The actual effective force between the teeth when the teeth are engaged of the gear and the tool wheel can depending on the given conditions and the desired processing can be chosen very differently. In general, can it is said that this force should not be chosen higher than a total of 30 kg. As for the lower limit, the radial force can with very fine rework can be reduced to 0.5 kg or less.

Claims (7)

PATENT CLAIMS 1. Device for honing hardened gears, in particular for the elimination of eccentricity errors, in which the gear to be honed and a honing wheel in the form of a gear with obliquely intersecting Axles are rotatably mounted and a drive for one of the engaged Wheels is provided and the storage of one of the wheels in the radial direction to the other The wheel is movable by means of a device which exerts a certain contact pressure is, characterized by a device (76) for generating a movement resistance between workpiece and tool in the direction of their radial movement from one another. 2. Device in particular according to claim 1, characterized in that one of the both wheels (G, T) is mounted on a carrier (22) around a fixed, at a distance pivot axis (28) arranged by the axis of rotation of this wheel is pivotable, and that the means (38) for maintaining a predetermined pressing force between the wheels on the side of the wheel facing away from the fixed pivot axis on the engages pivotable carrier (22). 3. Apparatus according to claim 1 or 2, in which the device that presses one of the two wheels radially against the other wheel, from a liquid or compressed air operated cylinder with one guided in it Piston consists, characterized in that the supply line for the pressure medium with the cylinder (38) during the finishing of a gear (G) via a throttle opening (76, 78) is connected. 4. Apparatus according to claim 3, characterized by a Pressure gauge (88) on the cylinder (38). 5. Apparatus according to claim 3 or 4, characterized by an additional, unthrottled connection that can be shut off by valve (64) (72) between the pressure source (62) and cylinder (38). 6. Apparatus according to claim 3 to 5, characterized by compressed air as the pressure medium, the pressure of which via a bellows membrane (96) or the like.

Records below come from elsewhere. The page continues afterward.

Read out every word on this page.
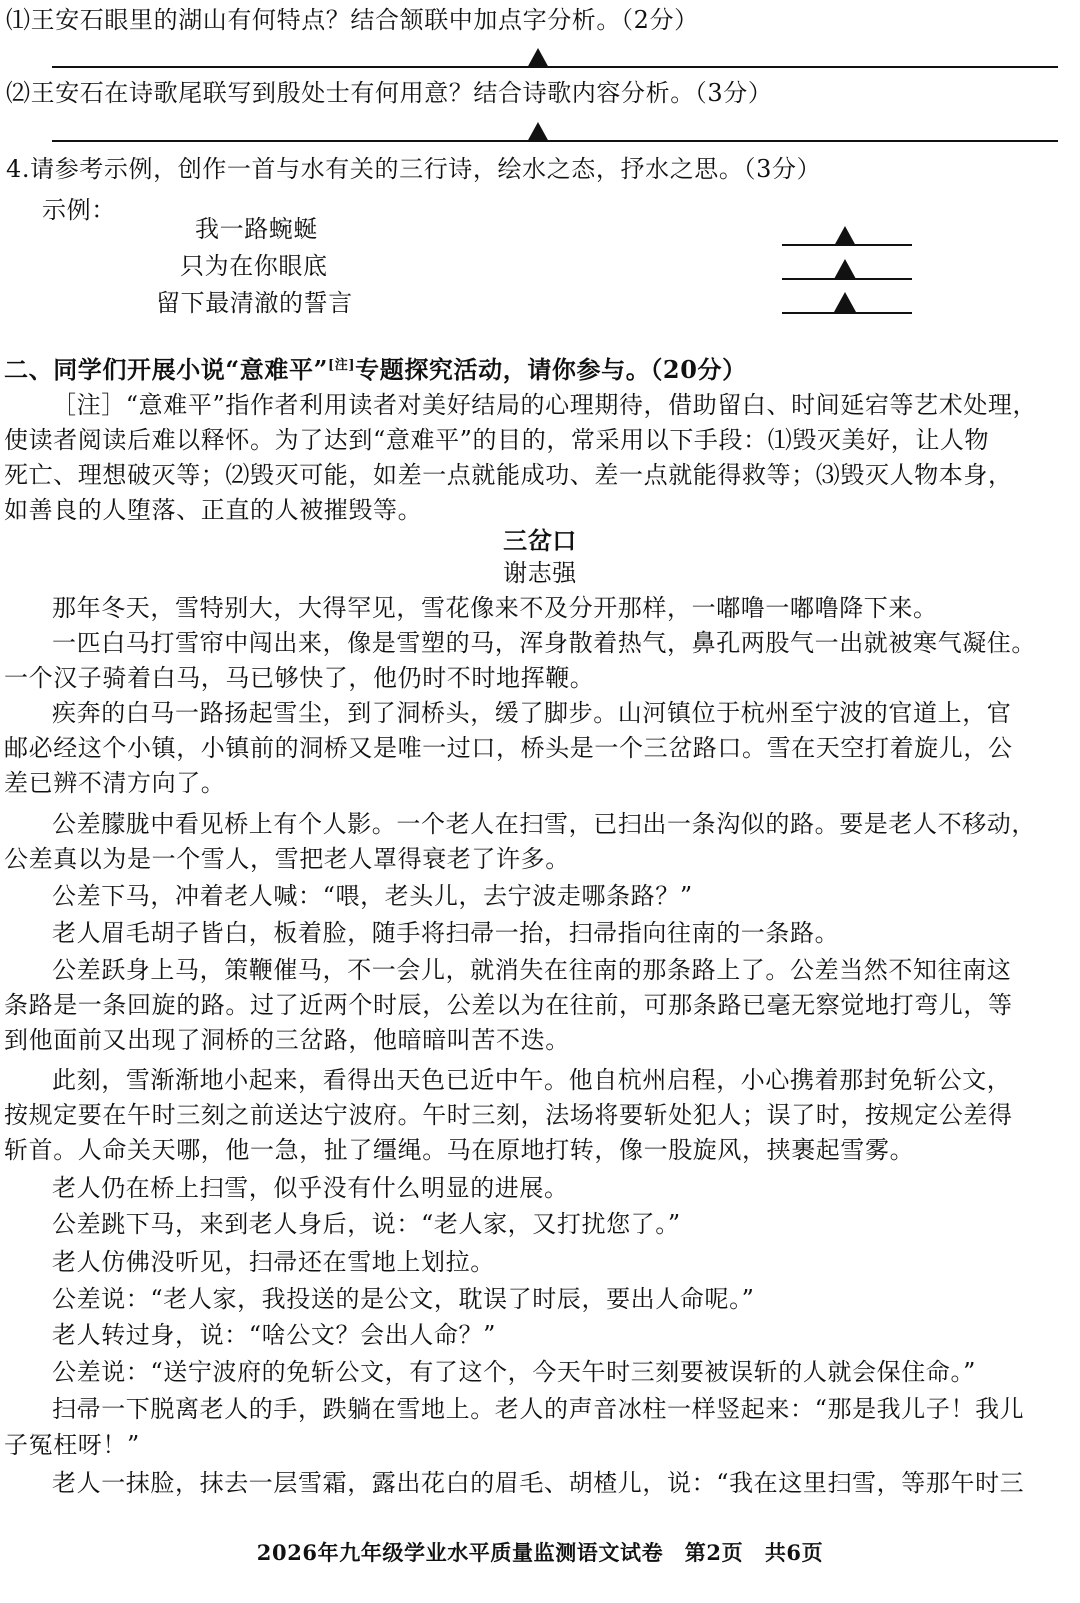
⑴王安石眼里的湖山有何特点？结合颔联中加点字分析。（2分）
⑵王安石在诗歌尾联写到殷处士有何用意？结合诗歌内容分析。（3分）
4.请参考示例，创作一首与水有关的三行诗，绘水之态，抒水之思。（3分）
示例：
我一路蜿蜒
只为在你眼底
留下最清澈的誓言
二、同学们开展小说“意难平”[注]专题探究活动，请你参与。（20分）
［注］“意难平”指作者利用读者对美好结局的心理期待，借助留白、时间延宕等艺术处理，
使读者阅读后难以释怀。为了达到“意难平”的目的，常采用以下手段：⑴毁灭美好，让人物
死亡、理想破灭等；⑵毁灭可能，如差一点就能成功、差一点就能得救等；⑶毁灭人物本身，
如善良的人堕落、正直的人被摧毁等。
三岔口
谢志强
那年冬天，雪特别大，大得罕见，雪花像来不及分开那样，一嘟噜一嘟噜降下来。
一匹白马打雪帘中闯出来，像是雪塑的马，浑身散着热气，鼻孔两股气一出就被寒气凝住。
一个汉子骑着白马，马已够快了，他仍时不时地挥鞭。
疾奔的白马一路扬起雪尘，到了洞桥头，缓了脚步。山河镇位于杭州至宁波的官道上，官
邮必经这个小镇，小镇前的洞桥又是唯一过口，桥头是一个三岔路口。雪在天空打着旋儿，公
差已辨不清方向了。
公差朦胧中看见桥上有个人影。一个老人在扫雪，已扫出一条沟似的路。要是老人不移动，
公差真以为是一个雪人，雪把老人罩得衰老了许多。
公差下马，冲着老人喊：“喂，老头儿，去宁波走哪条路？”
老人眉毛胡子皆白，板着脸，随手将扫帚一抬，扫帚指向往南的一条路。
公差跃身上马，策鞭催马，不一会儿，就消失在往南的那条路上了。公差当然不知往南这
条路是一条回旋的路。过了近两个时辰，公差以为在往前，可那条路已毫无察觉地打弯儿，等
到他面前又出现了洞桥的三岔路，他暗暗叫苦不迭。
此刻，雪渐渐地小起来，看得出天色已近中午。他自杭州启程，小心携着那封免斩公文，
按规定要在午时三刻之前送达宁波府。午时三刻，法场将要斩处犯人；误了时，按规定公差得
斩首。人命关天哪，他一急，扯了缰绳。马在原地打转，像一股旋风，挟裹起雪雾。
老人仍在桥上扫雪，似乎没有什么明显的进展。
公差跳下马，来到老人身后，说：“老人家，又打扰您了。”
老人仿佛没听见，扫帚还在雪地上划拉。
公差说：“老人家，我投送的是公文，耽误了时辰，要出人命呢。”
老人转过身，说：“啥公文？会出人命？”
公差说：“送宁波府的免斩公文，有了这个，今天午时三刻要被误斩的人就会保住命。”
扫帚一下脱离老人的手，跌躺在雪地上。老人的声音冰柱一样竖起来：“那是我儿子！我儿
子冤枉呀！”
老人一抹脸，抹去一层雪霜，露出花白的眉毛、胡楂儿，说：“我在这里扫雪，等那午时三
2026年九年级学业水平质量监测语文试卷　第2页　共6页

Transferred to the pressure fluid for actuating the cylinder (38) will. 7. Apparatus according to claim 1 to 6, characterized by a frictionally acting braking device or locking device (50) which acts on the one wheel (G) imparting a radial feed movement parts (48). B. Apparatus according to claim 7, characterized by a pressure medium-actuated piston (54) for driving the braking device (50, 52). Documents considered: German Patent No. 915174; U.S. Patents Nos. 1749,704, 2105,896, 2,228,967, 2 28142.0, 2,307,637, 2,352,557.